Originally posted in the Memphis Daily Appeal January 3 1878
John Hamil Poston was born September 25 1851, the son of prominent Memphis attorney William King Poston and Mary Letitia Park. During the Civil War, after the fall of Memphis, the Poston home was under Union control and often used for meetings. According to stories the family silver was hidden on the second floor away from the Union soldiers. William King Poston died in 1866. For more information about him and his colorful life be sure to visit his memorial at findagrave.

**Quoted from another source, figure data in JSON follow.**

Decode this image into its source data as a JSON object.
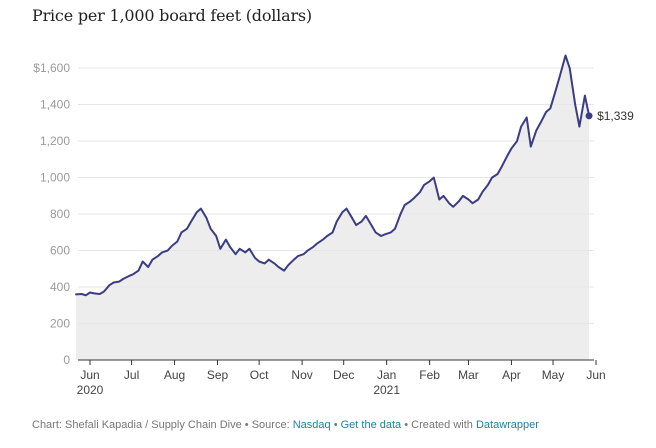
{
  "chart_data": {
    "type": "area",
    "title": "Price per 1,000 board feet (dollars)",
    "xlabel": "",
    "ylabel": "",
    "ylim": [
      0,
      1700
    ],
    "yticks": [
      0,
      200,
      400,
      600,
      800,
      1000,
      1200,
      1400,
      1600
    ],
    "ytick_labels": [
      "0",
      "200",
      "400",
      "600",
      "800",
      "1,000",
      "1,200",
      "1,400",
      "$1,600"
    ],
    "xticks": [
      {
        "date": "2020-06-01",
        "label": "Jun",
        "sublabel": "2020"
      },
      {
        "date": "2020-07-01",
        "label": "Jul",
        "sublabel": ""
      },
      {
        "date": "2020-08-01",
        "label": "Aug",
        "sublabel": ""
      },
      {
        "date": "2020-09-01",
        "label": "Sep",
        "sublabel": ""
      },
      {
        "date": "2020-10-01",
        "label": "Oct",
        "sublabel": ""
      },
      {
        "date": "2020-11-01",
        "label": "Nov",
        "sublabel": ""
      },
      {
        "date": "2020-12-01",
        "label": "Dec",
        "sublabel": ""
      },
      {
        "date": "2021-01-01",
        "label": "Jan",
        "sublabel": "2021"
      },
      {
        "date": "2021-02-01",
        "label": "Feb",
        "sublabel": ""
      },
      {
        "date": "2021-03-01",
        "label": "Mar",
        "sublabel": ""
      },
      {
        "date": "2021-04-01",
        "label": "Apr",
        "sublabel": ""
      },
      {
        "date": "2021-05-01",
        "label": "May",
        "sublabel": ""
      },
      {
        "date": "2021-06-01",
        "label": "Jun",
        "sublabel": ""
      }
    ],
    "grid": true,
    "series": [
      {
        "line_color": "#3c3c84",
        "fill_color": "#ededed",
        "x": [
          "2020-05-22",
          "2020-05-26",
          "2020-05-29",
          "2020-06-01",
          "2020-06-04",
          "2020-06-08",
          "2020-06-11",
          "2020-06-15",
          "2020-06-18",
          "2020-06-22",
          "2020-06-25",
          "2020-06-29",
          "2020-07-02",
          "2020-07-06",
          "2020-07-09",
          "2020-07-13",
          "2020-07-16",
          "2020-07-20",
          "2020-07-23",
          "2020-07-27",
          "2020-07-30",
          "2020-08-03",
          "2020-08-06",
          "2020-08-10",
          "2020-08-13",
          "2020-08-17",
          "2020-08-20",
          "2020-08-24",
          "2020-08-27",
          "2020-08-31",
          "2020-09-03",
          "2020-09-07",
          "2020-09-10",
          "2020-09-14",
          "2020-09-17",
          "2020-09-21",
          "2020-09-24",
          "2020-09-28",
          "2020-10-01",
          "2020-10-05",
          "2020-10-08",
          "2020-10-12",
          "2020-10-15",
          "2020-10-19",
          "2020-10-22",
          "2020-10-26",
          "2020-10-29",
          "2020-11-02",
          "2020-11-05",
          "2020-11-09",
          "2020-11-12",
          "2020-11-16",
          "2020-11-19",
          "2020-11-23",
          "2020-11-26",
          "2020-11-30",
          "2020-12-03",
          "2020-12-07",
          "2020-12-10",
          "2020-12-14",
          "2020-12-17",
          "2020-12-21",
          "2020-12-24",
          "2020-12-28",
          "2020-12-31",
          "2021-01-04",
          "2021-01-07",
          "2021-01-11",
          "2021-01-14",
          "2021-01-18",
          "2021-01-21",
          "2021-01-25",
          "2021-01-28",
          "2021-02-01",
          "2021-02-04",
          "2021-02-08",
          "2021-02-11",
          "2021-02-15",
          "2021-02-18",
          "2021-02-22",
          "2021-02-25",
          "2021-03-01",
          "2021-03-04",
          "2021-03-08",
          "2021-03-11",
          "2021-03-15",
          "2021-03-18",
          "2021-03-22",
          "2021-03-25",
          "2021-03-29",
          "2021-04-01",
          "2021-04-05",
          "2021-04-08",
          "2021-04-12",
          "2021-04-15",
          "2021-04-19",
          "2021-04-22",
          "2021-04-26",
          "2021-04-29",
          "2021-05-03",
          "2021-05-06",
          "2021-05-10",
          "2021-05-13",
          "2021-05-17",
          "2021-05-20",
          "2021-05-24",
          "2021-05-27"
        ],
        "values": [
          360,
          362,
          355,
          370,
          365,
          362,
          375,
          410,
          425,
          430,
          445,
          460,
          470,
          490,
          540,
          510,
          550,
          570,
          590,
          600,
          625,
          650,
          700,
          720,
          760,
          810,
          830,
          780,
          720,
          680,
          610,
          660,
          620,
          580,
          610,
          590,
          610,
          560,
          540,
          530,
          550,
          530,
          510,
          490,
          520,
          550,
          570,
          580,
          600,
          620,
          640,
          660,
          680,
          700,
          760,
          810,
          830,
          780,
          740,
          760,
          790,
          740,
          700,
          680,
          690,
          700,
          720,
          800,
          850,
          870,
          890,
          920,
          960,
          980,
          1000,
          880,
          900,
          860,
          840,
          870,
          900,
          880,
          860,
          880,
          920,
          960,
          1000,
          1020,
          1060,
          1120,
          1160,
          1200,
          1280,
          1330,
          1170,
          1260,
          1300,
          1360,
          1380,
          1480,
          1560,
          1670,
          1600,
          1400,
          1280,
          1450,
          1339
        ]
      }
    ],
    "end_label": "$1,339"
  },
  "footer": {
    "credit": "Chart: Shefali Kapadia / Supply Chain Dive",
    "source_prefix": "Source:",
    "source_link": "Nasdaq",
    "get_data": "Get the data",
    "created_prefix": "Created with",
    "created_link": "Datawrapper",
    "separator": "•"
  }
}
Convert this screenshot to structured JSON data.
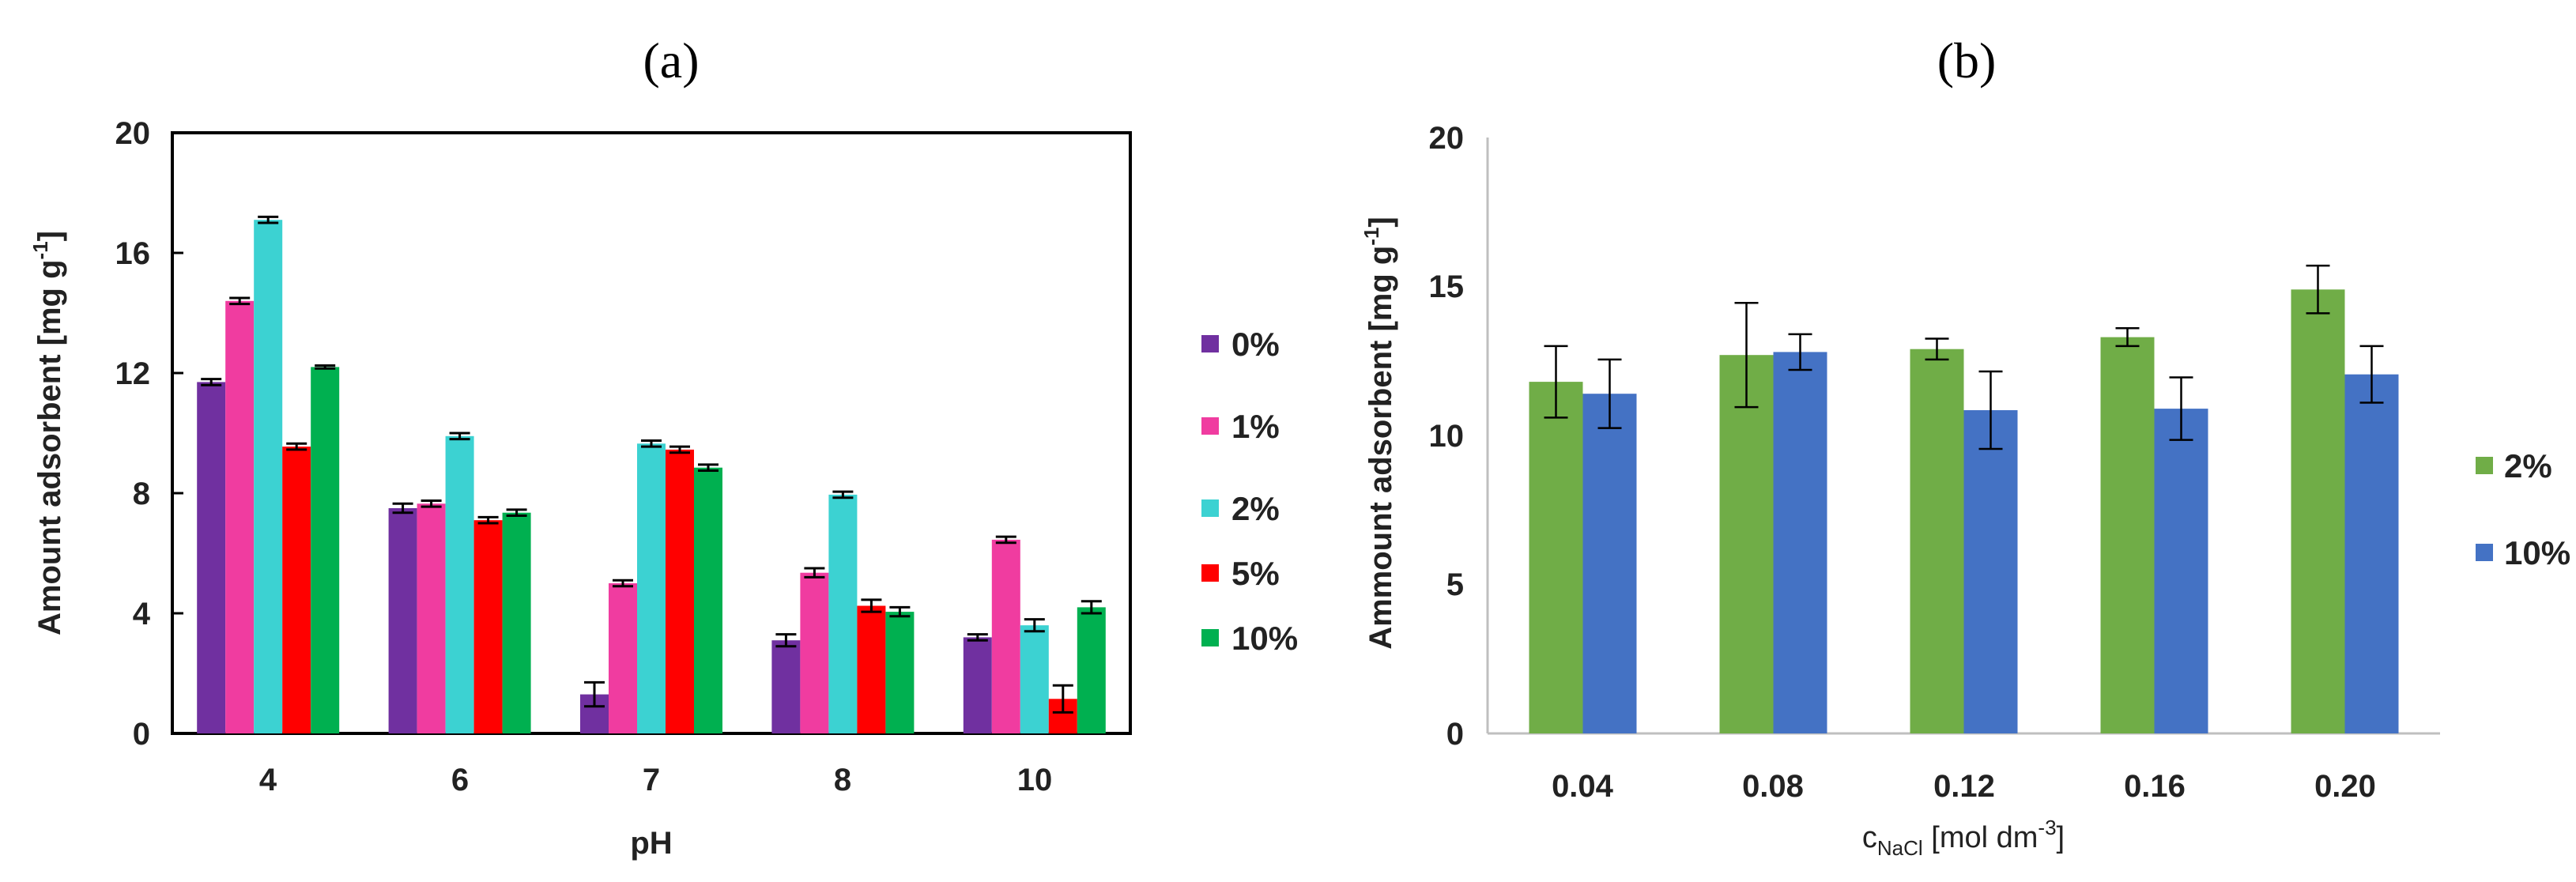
{
  "chart_data": [
    {
      "type": "bar",
      "panel_label": "(a)",
      "categories": [
        "4",
        "6",
        "7",
        "8",
        "10"
      ],
      "series": [
        {
          "name": "0%",
          "color": "#7030a0",
          "values": [
            11.7,
            7.5,
            1.3,
            3.1,
            3.2
          ],
          "errors": [
            0.1,
            0.15,
            0.4,
            0.2,
            0.1
          ]
        },
        {
          "name": "1%",
          "color": "#f03ca0",
          "values": [
            14.4,
            7.65,
            5.0,
            5.35,
            6.45
          ],
          "errors": [
            0.1,
            0.1,
            0.1,
            0.15,
            0.1
          ]
        },
        {
          "name": "2%",
          "color": "#3cd2d2",
          "values": [
            17.1,
            9.9,
            9.65,
            7.95,
            3.6
          ],
          "errors": [
            0.1,
            0.1,
            0.1,
            0.1,
            0.2
          ]
        },
        {
          "name": "5%",
          "color": "#ff0000",
          "values": [
            9.55,
            7.1,
            9.45,
            4.25,
            1.15
          ],
          "errors": [
            0.1,
            0.1,
            0.1,
            0.2,
            0.45
          ]
        },
        {
          "name": "10%",
          "color": "#00b050",
          "values": [
            12.2,
            7.35,
            8.85,
            4.05,
            4.2
          ],
          "errors": [
            0.05,
            0.1,
            0.1,
            0.15,
            0.2
          ]
        }
      ],
      "xlabel": "pH",
      "ylabel": "Amount adsorbent [mg g",
      "ylabel_sup": "-1",
      "ylabel_end": "]",
      "ylim": [
        0,
        20
      ],
      "yticks": [
        "0",
        "4",
        "8",
        "12",
        "16",
        "20"
      ],
      "grid": false,
      "legend": "right"
    },
    {
      "type": "bar",
      "panel_label": "(b)",
      "categories": [
        "0.04",
        "0.08",
        "0.12",
        "0.16",
        "0.20"
      ],
      "series": [
        {
          "name": "2%",
          "color": "#70ad47",
          "values": [
            11.8,
            12.7,
            12.9,
            13.3,
            14.9
          ],
          "errors": [
            1.2,
            1.75,
            0.35,
            0.3,
            0.8
          ]
        },
        {
          "name": "10%",
          "color": "#4472c4",
          "values": [
            11.4,
            12.8,
            10.85,
            10.9,
            12.05
          ],
          "errors": [
            1.15,
            0.6,
            1.3,
            1.05,
            0.95
          ]
        }
      ],
      "xlabel": "c",
      "xlabel_sub": "NaCl",
      "xlabel_end": " [mol dm",
      "xlabel_sup": "-3",
      "xlabel_close": "]",
      "ylabel": "Ammount adsorbent [mg g",
      "ylabel_sup": "-1",
      "ylabel_end": "]",
      "ylim": [
        0,
        20
      ],
      "yticks": [
        "0",
        "5",
        "10",
        "15",
        "20"
      ],
      "grid": false,
      "legend": "right"
    }
  ]
}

Ella Bolling was the daughter of Robert P. Bolling, a successful Insurance Agent, and Mary Wheless. His brother was Rev. Warner T. Bolling, a distinguished member of the Methodist Episcopal Church, South, and though the article indicates he was a stranger to Memphis that was far from the truth. During the Civil War W.T. Bolling was first attached to the Harris Zouave Cadets, a company of the prestigious 154th Senior Tennessee Regiment out of Memphis. After the war he joined the Memphis Conference in 1868 and was a distinguished representative for twenty years. During the later part of his life he was a regular contributor to the Sunday Commercial Appeal with a byline called "Reflections." So he was definitely not a stranger to Memphis! You can read more about him on his findagrave memorial.
Among the bridal party was Emma Etheridge, the daughter of U.S. Congressman Emerson Etheridge who represented Tennessee's 9th District.
Ella and John would have three children, Mary, Susie and John Jr. Ella Bolling died June 10, 1891. John is still living in Memphis in 1900 and head of a large household:
John Poston, head, born 1851, widowed, storage merchant
Mary B. Poston, daughter, born 1880
Susie B. Poston, daughter, born 1882
John H. Jr., son, born 1885
Mary l. Bolling, sister-in-law, born 1866, works at a music studio
Mary W. Bolling, mother-in-law, age 67, widowed
Bolling, Sibley, nephew, born 1873, bank clerk
John Hamil Poston Sr died in El Paso Texas on April 29, 1918, at the Hendricks Sanatorium. Cause of death was pulmonary tuberculosis. The Hendricks Sanatorium was established in January 1915 for "cases with reasonable chance of recovery. Patients were charged $30-$50 a week and the occupancy was capped at 50. His remains were brought back to Memphis and buried next to his wife in Elmwood Cemetery.